Security forces have ended a siege by al Qaeda-linked militants at a hotel in Somalia’s capital in which more than 20 people were killed and dozens injured, authorities said on Sunday.
Dozens of people who had been taken hostage in the stand-off at the Hayat Hotel in Mogadishu were freed.
Elite armed forces battled the militants for 30 hours from Friday evening after the attackers blasted and shot their way into the hotel, which is popular with lawmakers and other government officials.
“We have confirmed so far 21 dead people and 117 others injured,” Ali Haji, the minister for health, told national broadcaster SNTV.
“It is possible there were corpses that were not taken to hospitals but buried by relatives. The death toll and the casualties are based on the figure taken to hospitals,” the minister added.
Three attackers were shot dead during the military operation to end the siege, said Hassan, a police captain who only gave one name.
A fourth one was shot dead in the area on Sunday morning as he attempted to melt into the civilian population, Hassan said, adding that the exact number of attackers was still unclear.
The al Qaeda-linked al Shabaab group, which has been fighting to topple the government in the Horn of Africa country for more than a decade, claimed responsibility for the attack.
It wants to establish its own rule based on a strict interpretation of Islamic law.
Friday’s attack at the Hayat was the first major incident since President Hassan Sheikh Mohamud took office in May.
The attackers shot and killed civilians who fled towards the wall of the hotel compound and its blown-up gate after they struck, said a police captain who gave only the name Ahmed, adding that they killed 10 security personnel with firearms and grenades.
Aden Ali, a survivor, said that he was drinking a cup of tea at the hotel when he heard the first blast. He ran towards the compound wall with others as the militants fired at them.
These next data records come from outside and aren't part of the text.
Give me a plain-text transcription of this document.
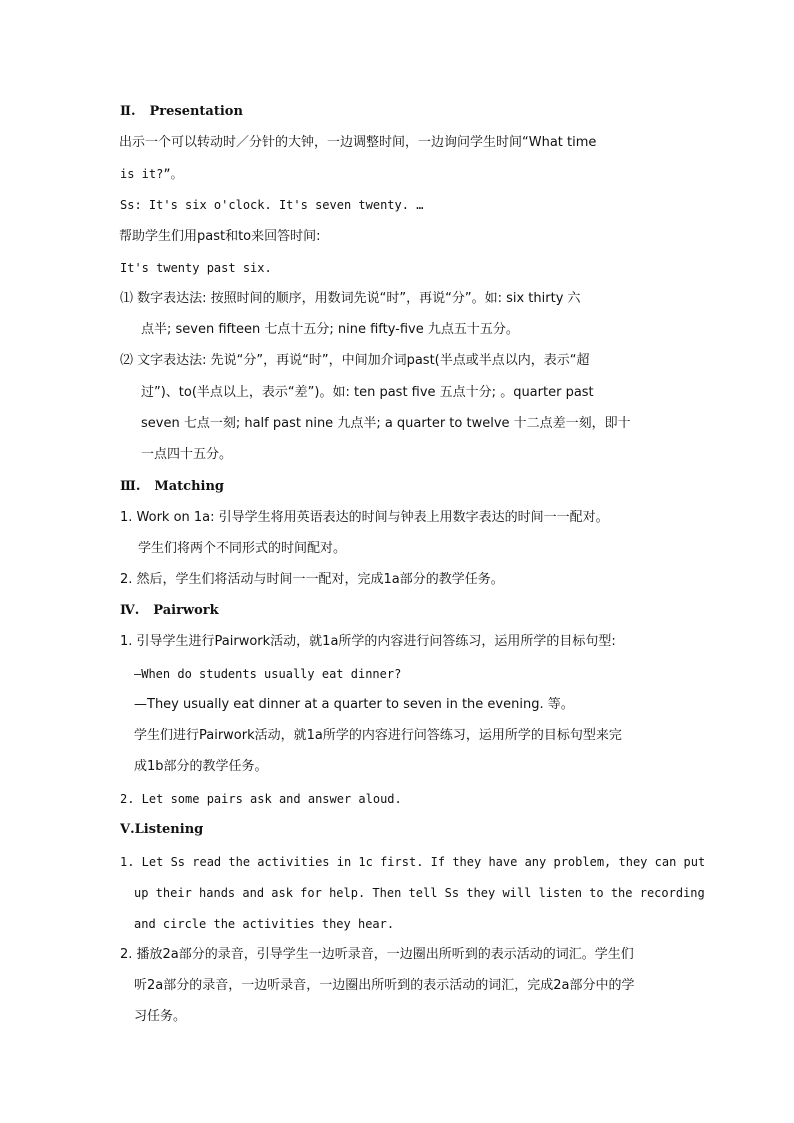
Ⅱ. Presentation
出示一个可以转动时／分针的大钟，一边调整时间，一边询问学生时间“What time
is it?”。
Ss: It's six o'clock. It's seven twenty. …
帮助学生们用past和to来回答时间:
It's twenty past six.
⑴ 数字表达法: 按照时间的顺序，用数词先说“时”，再说“分”。如: six thirty 六
点半; seven fifteen 七点十五分; nine fifty-five 九点五十五分。
⑵ 文字表达法: 先说“分”，再说“时”，中间加介词past(半点或半点以内，表示“超
过”)、to(半点以上，表示“差”)。如: ten past five 五点十分; 。quarter past
seven 七点一刻; half past nine 九点半; a quarter to twelve 十二点差一刻，即十
一点四十五分。
Ⅲ. Matching
1. Work on 1a: 引导学生将用英语表达的时间与钟表上用数字表达的时间一一配对。
学生们将两个不同形式的时间配对。
2. 然后，学生们将活动与时间一一配对，完成1a部分的教学任务。
Ⅳ. Pairwork
1. 引导学生进行Pairwork活动，就1a所学的内容进行问答练习，运用所学的目标句型:
—When do students usually eat dinner?
—They usually eat dinner at a quarter to seven in the evening. 等。
学生们进行Pairwork活动，就1a所学的内容进行问答练习，运用所学的目标句型来完
成1b部分的教学任务。
2. Let some pairs ask and answer aloud.
Ⅴ.Listening
1. Let Ss read the activities in 1c first. If they have any problem, they can put
up their hands and ask for help. Then tell Ss they will listen to the recording
and circle the activities they hear.
2. 播放2a部分的录音，引导学生一边听录音，一边圈出所听到的表示活动的词汇。学生们
听2a部分的录音，一边听录音，一边圈出所听到的表示活动的词汇，完成2a部分中的学
习任务。
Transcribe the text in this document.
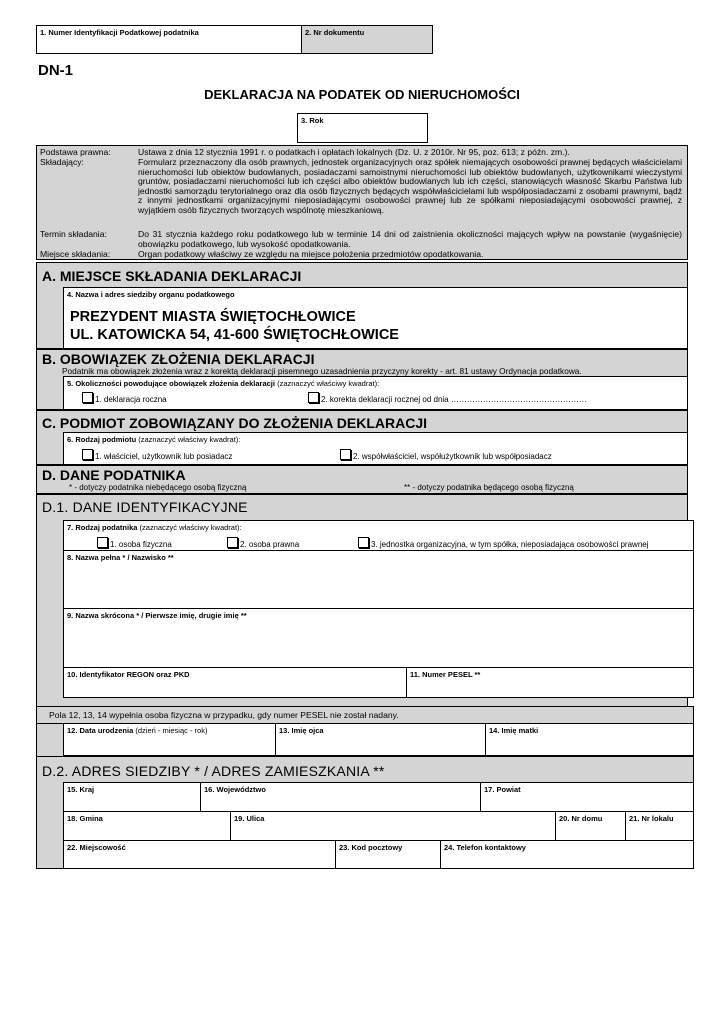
1. Numer Identyfikacji Podatkowej podatnika	2. Nr dokumentu
DN-1
DEKLARACJA NA PODATEK OD NIERUCHOMOŚCI
3. Rok
Podstawa prawna:	Ustawa z dnia 12 stycznia 1991 r. o podatkach i opłatach lokalnych (Dz. U. z 2010r. Nr 95, poz. 613; z późn. zm.).
Składający:	Formularz przeznaczony dla osób prawnych, jednostek organizacyjnych oraz spółek niemających osobowości prawnej będących właścicielami nieruchomości lub obiektów budowlanych, posiadaczami samoistnymi nieruchomości lub obiektów budowlanych, użytkownikami wieczystymi gruntów, posiadaczami nieruchomości lub ich części albo obiektów budowlanych lub ich części, stanowiących własność Skarbu Państwa lub jednostki samorządu terytorialnego oraz dla osób fizycznych będących współwłaścicielami lub współposiadaczami z osobami prawnymi, bądź z innymi jednostkami organizacyjnymi nieposiadającymi osobowości prawnej lub ze spółkami nieposiadającymi osobowości prawnej, z wyjątkiem osób fizycznych tworzących wspólnotę mieszkaniową.
Termin składania:	Do 31 stycznia każdego roku podatkowego lub w terminie 14 dni od zaistnienia okoliczności mających wpływ na powstanie (wygaśnięcie) obowiązku podatkowego, lub wysokość opodatkowania.
Miejsce składania:	Organ podatkowy właściwy ze względu na miejsce położenia przedmiotów opodatkowania.
A. MIEJSCE SKŁADANIA DEKLARACJI
4. Nazwa i adres siedziby organu podatkowego
PREZYDENT MIASTA ŚWIĘTOCHŁOWICE
UL. KATOWICKA 54, 41-600 ŚWIĘTOCHŁOWICE
B. OBOWIĄZEK ZŁOŻENIA DEKLARACJI
Podatnik ma obowiązek złożenia wraz z korektą deklaracji pisemnego uzasadnienia przyczyny korekty - art. 81 ustawy Ordynacja podatkowa.
5. Okoliczności powodujące obowiązek złożenia deklaracji (zaznaczyć właściwy kwadrat):
1. deklaracja roczna	2. korekta deklaracji rocznej od dnia ……………………………………………
C. PODMIOT ZOBOWIĄZANY DO ZŁOŻENIA DEKLARACJI
6. Rodzaj podmiotu (zaznaczyć właściwy kwadrat):
1. właściciel, użytkownik lub posiadacz	2. współwłaściciel, współużytkownik lub współposiadacz
D. DANE PODATNIKA
* - dotyczy podatnika niebędącego osobą fizyczną	** - dotyczy podatnika będącego osobą fizyczną
D.1. DANE IDENTYFIKACYJNE
7. Rodzaj podatnika (zaznaczyć właściwy kwadrat):
1. osoba fizyczna	2. osoba prawna	3. jednostka organizacyjna, w tym spółka, nieposiadająca osobowości prawnej
8. Nazwa pełna * / Nazwisko **
9. Nazwa skrócona * / Pierwsze imię, drugie imię **
10. Identyfikator REGON oraz PKD	11. Numer PESEL **
Pola 12, 13, 14 wypełnia osoba fizyczna w przypadku, gdy numer PESEL nie został nadany.
12. Data urodzenia (dzień - miesiąc - rok)	13. Imię ojca	14. Imię matki
D.2. ADRES SIEDZIBY * / ADRES ZAMIESZKANIA **
15. Kraj	16. Województwo	17. Powiat
18. Gmina	19. Ulica	20. Nr domu	21. Nr lokalu
22. Miejscowość	23. Kod pocztowy	24. Telefon kontaktowy
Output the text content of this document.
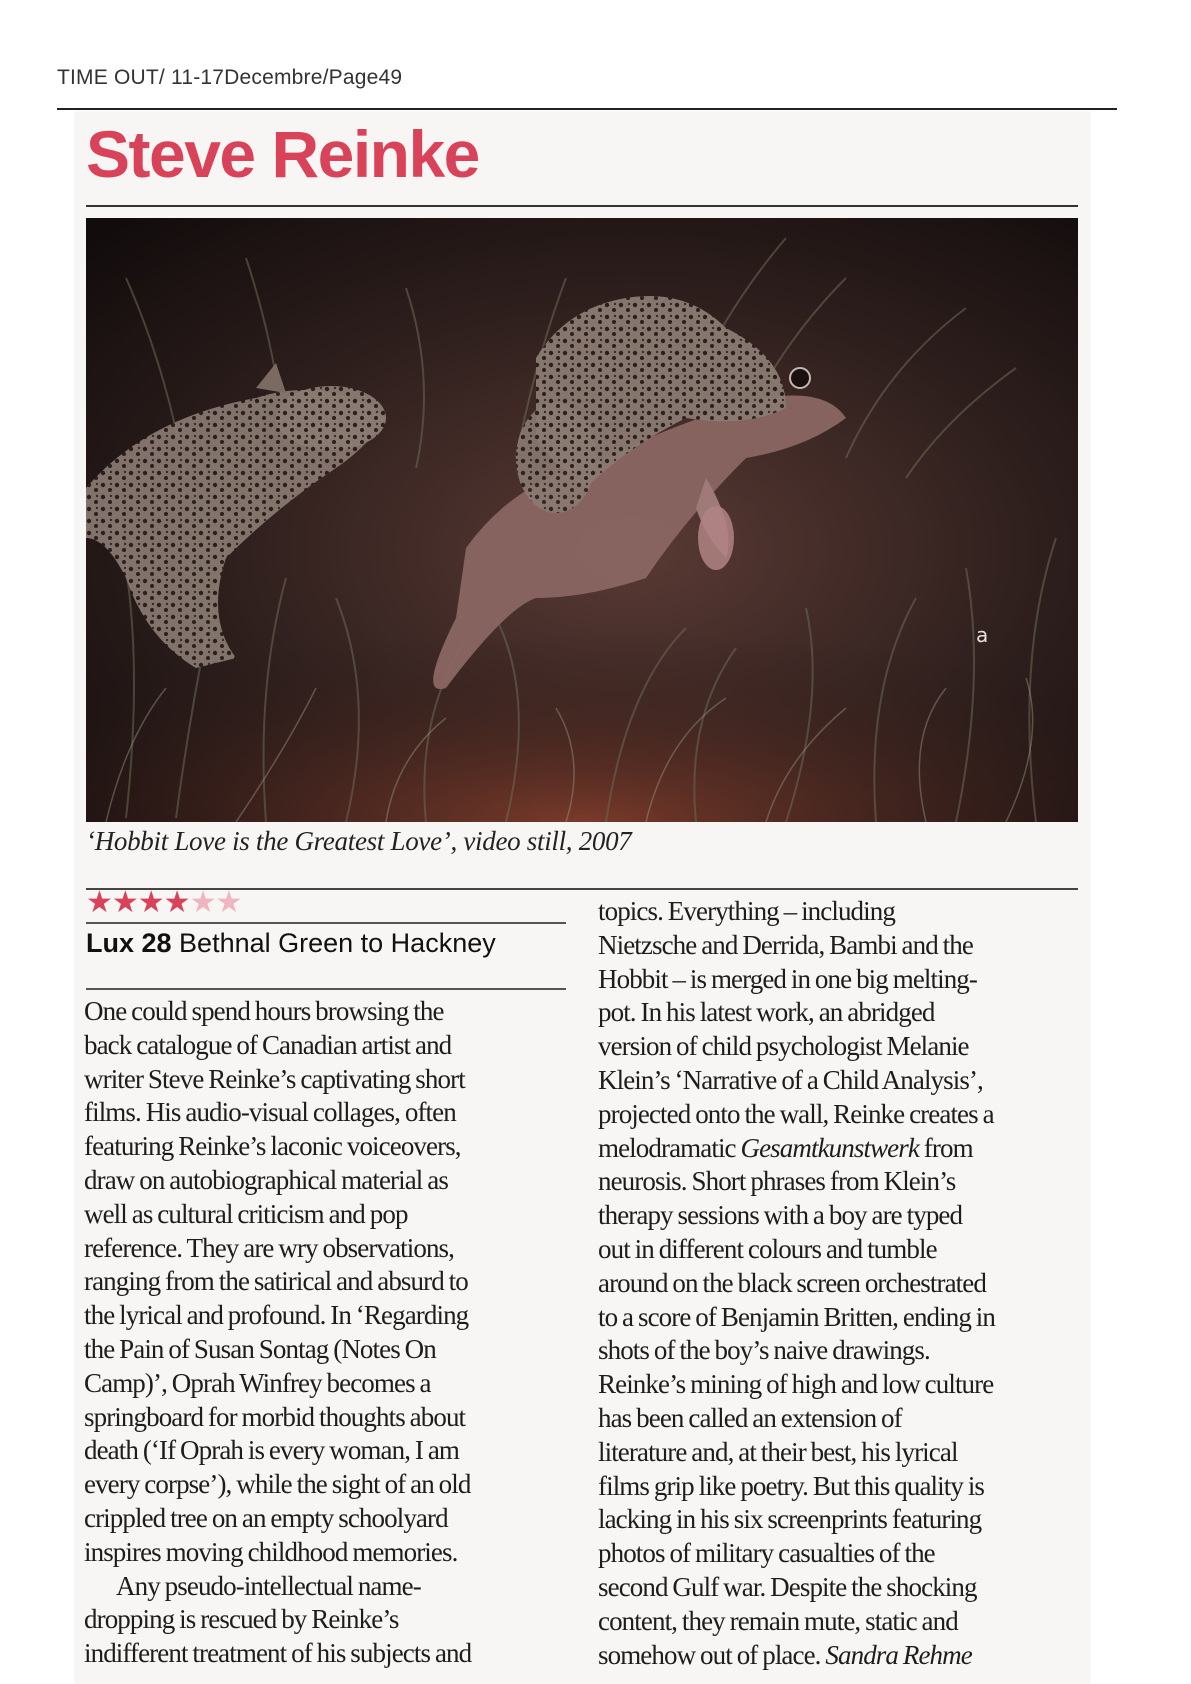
TIME OUT/ 11-17Decembre/Page49
Steve Reinke
a
‘Hobbit Love is the Greatest Love’, video still, 2007
★★★★★★
Lux 28 Bethnal Green to Hackney
One could spend hours browsing the
back catalogue of Canadian artist and
writer Steve Reinke’s captivating short
films. His audio-visual collages, often
featuring Reinke’s laconic voiceovers,
draw on autobiographical material as
well as cultural criticism and pop
reference. They are wry observations,
ranging from the satirical and absurd to
the lyrical and profound. In ‘Regarding
the Pain of Susan Sontag (Notes On
Camp)’, Oprah Winfrey becomes a
springboard for morbid thoughts about
death (‘If Oprah is every woman, I am
every corpse’), while the sight of an old
crippled tree on an empty schoolyard
inspires moving childhood memories.
Any pseudo-intellectual name-
dropping is rescued by Reinke’s
indifferent treatment of his subjects and
topics. Everything – including
Nietzsche and Derrida, Bambi and the
Hobbit – is merged in one big melting-
pot. In his latest work, an abridged
version of child psychologist Melanie
Klein’s ‘Narrative of a Child Analysis’,
projected onto the wall, Reinke creates a
melodramatic Gesamtkunstwerk from
neurosis. Short phrases from Klein’s
therapy sessions with a boy are typed
out in different colours and tumble
around on the black screen orchestrated
to a score of Benjamin Britten, ending in
shots of the boy’s naive drawings.
Reinke’s mining of high and low culture
has been called an extension of
literature and, at their best, his lyrical
films grip like poetry. But this quality is
lacking in his six screenprints featuring
photos of military casualties of the
second Gulf war. Despite the shocking
content, they remain mute, static and
somehow out of place. Sandra Rehme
“We were many on the run, over a dozen. When I went out of the hotel, I could see eight of us. Maybe the rest died in the shooting,” Ali said.
Another group of people in the hotel fled to an upper floor, where they were killed by the militants who first blew up the stairs to prevent escape, Ali said.
Security forces managed to free some of those who locked themselves in their rooms in the upper floors after several hours, he said.
Some 106 people were freed, including women and children, a senior police commander said.
Residents were milling around the bombed out hotel on Sunday. The building was extensively damaged.
“We are still investigating the explosions of many plastic bags that have been scattered around the hotel,” said Mohamed Ali, a military officer at the scene.